According to a recent report from Reuters, however, the company has been struggling to grow and is at risk of losing orders to rival Pegatron. Analysts are saying that Pegatron offers more competitive pricing – at the expense of lower margins – and appears to be succeeding in pulling in more orders from Apple. Pegatron currently makes older models for Apple, including the iPhone 4S and iPhone 4, as well as the iPad mini.
Considering Apple’s margins have been slowly increasing, the fruit company will do everything in its power to lower them and switching some of their component orders to Pegatron could make sense.
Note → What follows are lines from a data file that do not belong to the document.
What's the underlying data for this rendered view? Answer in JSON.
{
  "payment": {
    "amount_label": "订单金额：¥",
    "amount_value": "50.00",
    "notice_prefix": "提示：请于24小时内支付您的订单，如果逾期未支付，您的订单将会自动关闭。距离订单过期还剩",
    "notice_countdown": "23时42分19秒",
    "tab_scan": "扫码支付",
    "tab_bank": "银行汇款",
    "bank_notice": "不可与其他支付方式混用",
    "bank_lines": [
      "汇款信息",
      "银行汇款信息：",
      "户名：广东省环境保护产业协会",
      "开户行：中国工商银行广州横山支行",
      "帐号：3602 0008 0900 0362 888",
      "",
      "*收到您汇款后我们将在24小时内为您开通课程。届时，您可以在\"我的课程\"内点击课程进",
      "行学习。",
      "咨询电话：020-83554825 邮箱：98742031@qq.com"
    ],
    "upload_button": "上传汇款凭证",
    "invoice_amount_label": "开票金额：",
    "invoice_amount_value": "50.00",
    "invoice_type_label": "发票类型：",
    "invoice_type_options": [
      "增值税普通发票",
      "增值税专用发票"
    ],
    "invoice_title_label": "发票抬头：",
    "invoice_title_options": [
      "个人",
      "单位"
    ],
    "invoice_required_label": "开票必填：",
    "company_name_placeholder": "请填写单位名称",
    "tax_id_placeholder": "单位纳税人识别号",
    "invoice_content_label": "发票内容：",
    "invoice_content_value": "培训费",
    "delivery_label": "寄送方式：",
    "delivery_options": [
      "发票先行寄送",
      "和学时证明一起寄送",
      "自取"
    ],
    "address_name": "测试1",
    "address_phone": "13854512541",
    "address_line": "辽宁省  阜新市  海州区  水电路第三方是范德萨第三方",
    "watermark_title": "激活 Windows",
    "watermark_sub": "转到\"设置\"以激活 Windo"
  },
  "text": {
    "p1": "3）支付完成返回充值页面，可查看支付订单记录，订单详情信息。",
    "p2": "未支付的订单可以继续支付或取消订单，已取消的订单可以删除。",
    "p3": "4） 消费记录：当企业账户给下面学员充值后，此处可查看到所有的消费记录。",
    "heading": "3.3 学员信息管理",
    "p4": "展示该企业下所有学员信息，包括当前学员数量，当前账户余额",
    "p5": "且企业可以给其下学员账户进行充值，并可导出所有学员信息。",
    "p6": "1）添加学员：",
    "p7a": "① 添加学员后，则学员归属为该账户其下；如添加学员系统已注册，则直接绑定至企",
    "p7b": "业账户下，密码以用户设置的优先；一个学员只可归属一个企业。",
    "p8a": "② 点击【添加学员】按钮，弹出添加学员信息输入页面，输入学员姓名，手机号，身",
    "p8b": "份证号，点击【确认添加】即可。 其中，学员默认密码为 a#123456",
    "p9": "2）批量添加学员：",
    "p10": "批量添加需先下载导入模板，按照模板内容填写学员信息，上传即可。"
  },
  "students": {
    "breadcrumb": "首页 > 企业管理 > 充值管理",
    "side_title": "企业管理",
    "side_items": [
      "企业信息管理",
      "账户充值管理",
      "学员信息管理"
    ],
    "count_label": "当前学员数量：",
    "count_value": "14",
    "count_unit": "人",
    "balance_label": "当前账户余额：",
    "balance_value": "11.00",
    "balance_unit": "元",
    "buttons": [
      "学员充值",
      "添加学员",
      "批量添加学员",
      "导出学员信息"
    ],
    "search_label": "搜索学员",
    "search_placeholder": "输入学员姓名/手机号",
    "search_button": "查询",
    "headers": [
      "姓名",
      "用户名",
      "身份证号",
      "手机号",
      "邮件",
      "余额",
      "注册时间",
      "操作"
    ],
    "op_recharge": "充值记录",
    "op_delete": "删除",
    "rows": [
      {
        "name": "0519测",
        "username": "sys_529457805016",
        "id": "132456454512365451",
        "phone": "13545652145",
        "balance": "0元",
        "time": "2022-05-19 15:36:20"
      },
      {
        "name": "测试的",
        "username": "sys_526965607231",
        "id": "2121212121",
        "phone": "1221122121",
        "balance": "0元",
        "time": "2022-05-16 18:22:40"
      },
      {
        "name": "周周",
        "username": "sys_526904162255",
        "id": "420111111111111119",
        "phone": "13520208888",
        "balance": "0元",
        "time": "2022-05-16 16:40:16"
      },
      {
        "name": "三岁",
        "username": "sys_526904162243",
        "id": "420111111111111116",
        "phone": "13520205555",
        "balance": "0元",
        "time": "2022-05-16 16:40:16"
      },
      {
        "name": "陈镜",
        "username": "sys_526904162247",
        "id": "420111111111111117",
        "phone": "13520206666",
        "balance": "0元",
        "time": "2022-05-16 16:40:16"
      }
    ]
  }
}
If you remember correctly, we reported that Pegatron would be increasing its workers in China by up to 40% in anticipation of the cheaper entry-level iPhone as well.
“Pegatron posts a long-term risk to Hon Hai because as it catches up on margins by supplying more components, it can provide more aggressive pricing,” Daiwa Capital analyst Birdy Lu said. “Hon Hai’s margin uptrend is not a guarantee.”
Foxconn’s profit has been on a decline and there is many rumors for this such as decreasing demand for the iPhone. Furthermore, the manufacture is having a hard time growing due to Samsung’s dominant hold on the smartphone market. Coupled with increased competition from Pegatron, things aren’t looking up for Foxconn who is expected to have a flat revenue this year at best.